By Arne Mielken, founder of customs and training consultancy Customs Manager

Many small business owners are struggling with the red tape and extra costs of trading with the EU following our departure from the single market.

They face a blizzard of new regulations, including the fiendishly complex rules of origin, and the corresponding avalanche of paperwork and profit-sapping duties on goods.


But there are practical steps that small business owners can take to ensure trading with the EU is as seamless as possible.

Essential preparations

If you are exporting or importing for the first time, there are some fundamentals to take care of. First, you need to register and obtain an EORI business identification number from HMRC. It’s quick and free but watch out here because there are regional variations. For trade with Northern Ireland, for example, you need a separate EORI number and a different one is required if you are importing into the EU.

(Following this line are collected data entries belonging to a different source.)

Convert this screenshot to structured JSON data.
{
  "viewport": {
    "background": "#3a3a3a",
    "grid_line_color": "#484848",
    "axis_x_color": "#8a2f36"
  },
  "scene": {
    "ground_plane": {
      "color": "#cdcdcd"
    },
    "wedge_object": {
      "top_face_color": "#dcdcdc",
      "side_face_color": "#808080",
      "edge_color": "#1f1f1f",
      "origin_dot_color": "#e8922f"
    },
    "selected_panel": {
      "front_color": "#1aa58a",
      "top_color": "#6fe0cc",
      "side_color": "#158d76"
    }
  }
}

If you are importing goods, consider setting up a deferment account. This lets you make one payment a month via Direct Debit instead of paying for individual consignments. This is essential, otherwise you could end up having your goods stuck at the port until you pay up.

Fill in customs declarations correctly

This is an essential document that you must now use for international trade and one that many small businesses get wrong. It has a whopping 54 boxes, but only some need completing, depending on whether you are importing or exporting goods, or just moving products through a country.

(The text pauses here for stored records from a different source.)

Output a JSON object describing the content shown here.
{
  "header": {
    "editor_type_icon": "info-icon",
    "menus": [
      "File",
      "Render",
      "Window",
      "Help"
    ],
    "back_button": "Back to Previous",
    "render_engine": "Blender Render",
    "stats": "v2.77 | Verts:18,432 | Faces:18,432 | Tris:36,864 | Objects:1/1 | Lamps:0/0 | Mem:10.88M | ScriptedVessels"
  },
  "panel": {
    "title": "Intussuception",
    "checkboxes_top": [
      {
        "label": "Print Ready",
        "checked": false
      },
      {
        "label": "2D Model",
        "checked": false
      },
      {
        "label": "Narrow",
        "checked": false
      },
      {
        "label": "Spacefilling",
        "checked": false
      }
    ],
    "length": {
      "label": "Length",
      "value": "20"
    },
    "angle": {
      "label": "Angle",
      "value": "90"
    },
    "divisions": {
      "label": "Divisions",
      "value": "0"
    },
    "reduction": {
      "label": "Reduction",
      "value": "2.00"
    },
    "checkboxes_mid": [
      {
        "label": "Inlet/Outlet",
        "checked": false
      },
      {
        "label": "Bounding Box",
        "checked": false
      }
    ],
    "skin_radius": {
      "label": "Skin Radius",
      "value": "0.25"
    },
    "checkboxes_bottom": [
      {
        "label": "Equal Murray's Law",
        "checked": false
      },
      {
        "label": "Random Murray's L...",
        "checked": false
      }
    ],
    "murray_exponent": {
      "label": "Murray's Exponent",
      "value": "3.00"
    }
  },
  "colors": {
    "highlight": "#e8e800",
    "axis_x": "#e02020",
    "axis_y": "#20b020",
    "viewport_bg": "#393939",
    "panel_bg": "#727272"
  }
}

Make sure you provide the correct information about the origin of goods and their customs value – this can determine the rate of duty payable – and pay particular attention to box 33, where you input your commodity code.

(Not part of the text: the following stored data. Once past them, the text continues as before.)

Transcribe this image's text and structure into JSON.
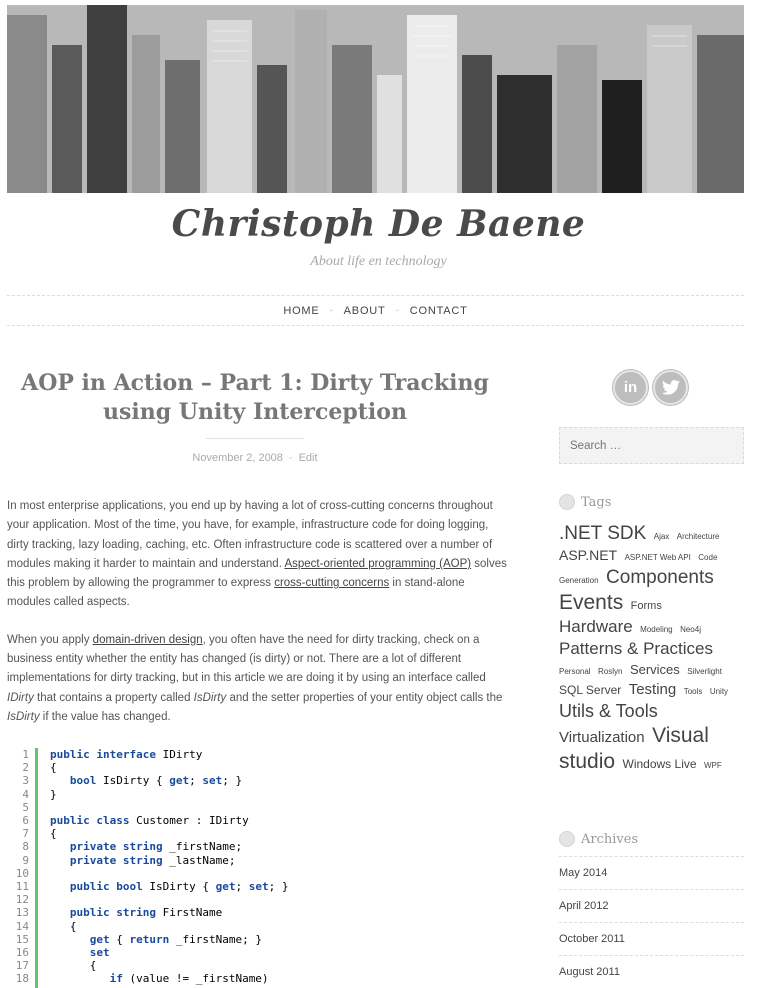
{
  "site": {
    "title": "Christoph De Baene",
    "description": "About life en technology"
  },
  "nav": {
    "items": [
      {
        "label": "HOME"
      },
      {
        "label": "ABOUT"
      },
      {
        "label": "CONTACT"
      }
    ],
    "separator": "·"
  },
  "post": {
    "title": "AOP in Action – Part 1: Dirty Tracking using Unity Interception",
    "date": "November 2, 2008",
    "edit": "Edit",
    "meta_sep": "·",
    "p1_part1": "In most enterprise applications, you end up by having a lot of cross-cutting concerns throughout your application. Most of the time, you have, for example, infrastructure code for doing logging, dirty tracking, lazy loading, caching, etc. Often infrastructure code is scattered over a number of modules making it harder to maintain and understand. ",
    "p1_link1": "Aspect-oriented programming (AOP)",
    "p1_part2": " solves this problem by allowing the programmer to express ",
    "p1_link2": "cross-cutting concerns",
    "p1_part3": " in stand-alone modules called aspects.",
    "p2_part1": "When you apply ",
    "p2_link1": "domain-driven design",
    "p2_part2": ", you often have the need for dirty tracking, check on a business entity whether the entity has changed (is dirty) or not. There are a lot of different implementations for dirty tracking, but in this article we are doing it by using an interface called ",
    "p2_em1": "IDirty",
    "p2_part3": " that contains a property called ",
    "p2_em2": "IsDirty",
    "p2_part4": " and the setter properties of your entity object calls the ",
    "p2_em3": "IsDirty",
    "p2_part5": " if the value has changed."
  },
  "code": {
    "line_numbers": [
      "1",
      "2",
      "3",
      "4",
      "5",
      "6",
      "7",
      "8",
      "9",
      "10",
      "11",
      "12",
      "13",
      "14",
      "15",
      "16",
      "17",
      "18"
    ],
    "lines": [
      "public interface IDirty",
      "{",
      "   bool IsDirty { get; set; }",
      "}",
      "",
      "public class Customer : IDirty",
      "{",
      "   private string _firstName;",
      "   private string _lastName;",
      "",
      "   public bool IsDirty { get; set; }",
      "",
      "   public string FirstName",
      "   {",
      "      get { return _firstName; }",
      "      set",
      "      {",
      "         if (value != _firstName)"
    ]
  },
  "sidebar": {
    "social": [
      {
        "label": "in",
        "icon": "linkedin-icon"
      },
      {
        "label": "🐦",
        "icon": "twitter-icon"
      }
    ],
    "search_placeholder": "Search …",
    "tags_title": "Tags",
    "tags": [
      {
        "label": ".NET SDK",
        "size": 19
      },
      {
        "label": "Ajax",
        "size": 8
      },
      {
        "label": "Architecture",
        "size": 8
      },
      {
        "label": "ASP.NET",
        "size": 14
      },
      {
        "label": "ASP.NET Web API",
        "size": 8
      },
      {
        "label": "Code Generation",
        "size": 8
      },
      {
        "label": "Components",
        "size": 19
      },
      {
        "label": "Events",
        "size": 21
      },
      {
        "label": "Forms",
        "size": 11
      },
      {
        "label": "Hardware",
        "size": 17
      },
      {
        "label": "Modeling",
        "size": 8
      },
      {
        "label": "Neo4j",
        "size": 8
      },
      {
        "label": "Patterns & Practices",
        "size": 17
      },
      {
        "label": "Personal",
        "size": 8
      },
      {
        "label": "Roslyn",
        "size": 8
      },
      {
        "label": "Services",
        "size": 13
      },
      {
        "label": "Silverlight",
        "size": 8
      },
      {
        "label": "SQL Server",
        "size": 12
      },
      {
        "label": "Testing",
        "size": 15
      },
      {
        "label": "Tools",
        "size": 8
      },
      {
        "label": "Unity",
        "size": 8
      },
      {
        "label": "Utils & Tools",
        "size": 18
      },
      {
        "label": "Virtualization",
        "size": 15
      },
      {
        "label": "Visual studio",
        "size": 21
      },
      {
        "label": "Windows Live",
        "size": 12
      },
      {
        "label": "WPF",
        "size": 8
      }
    ],
    "archives_title": "Archives",
    "archives": [
      {
        "label": "May 2014"
      },
      {
        "label": "April 2012"
      },
      {
        "label": "October 2011"
      },
      {
        "label": "August 2011"
      }
    ]
  }
}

Make sure it’s the correct one so that you can set the right price for your products and avoid any back taxes. If the commodity code is incorrect, the importer may have to pay taxes.

Get the right permits

Depending on the type of goods you export, certain permits, certificate and authorisations may be needed. Without the necessary documents, you may not be able to export your goods to the EU.

For example, sanitary and phytosanitary (SPS) goods – which cover animal and plant products – require specific documents. Such goods are subject to rigorous border inspections, so importers need to register on official EU and UK IT systems and submit the required veterinary documentation to gain access to foreign markets. Failure to do so could mean your SPS goods being refused on health grounds.

You can find more information on the Access2Markets Database which lists all the import requirements of EU member states:

Choose the right broker

A broker or freight agent may do much of the heavy lifting for you – such as completing your customs entry with HMRC – so it’s crucial you pick the right one which means checking the following:

• What is their track record?

• Will they carry out customs formalities?

• Do they subcontract anything out?

• Do they have their own handling facilitates?

• What credit facilities do they offer?

• Are they AEO (Authorised Economic Operator) certified?

Make sure you brief your broker properly and tell them exactly what you want them to do.

Rules of origin

Don’t be fooled by claims that we still enjoy tariff and quota-free trade. This depends on whether so-called rules of origin are met.


If your goods originate in the UK or the EU and you can prove it, then you won’t have to worry about extra tariff costs. But if you use foreign components – say, metal from the US to make a car part – then you will need to check the product-specific rules to see how much non-EU and non-UK content is allowable.

The EU has published a self-assessment tool to assist businesses with this:

You can also find more advice on rules of origin in my video: 

Set up shop in the EU

If all else fails, then consider setting up an EU base. There would be zero customs formalities and declarations to slow things down, and you wouldn’t have to worry about complex rules of origin.

With a base in Europe, there would be no customs duty, no border clearance paperwork or delays at ports to stress over and no need to register for VAT in multiple jurisdictions. Perhaps the biggest benefit of having an EU presence, however, is the direct access it gives you to more than 400 million consumers and the promise of more sales.


However, this may not be a viable option for some small businesses, and these will have to navigate the complex new EU trading arrangements. It’s therefore wise to seek professional advice to ensure that doing business across the channel is as seamless as possible.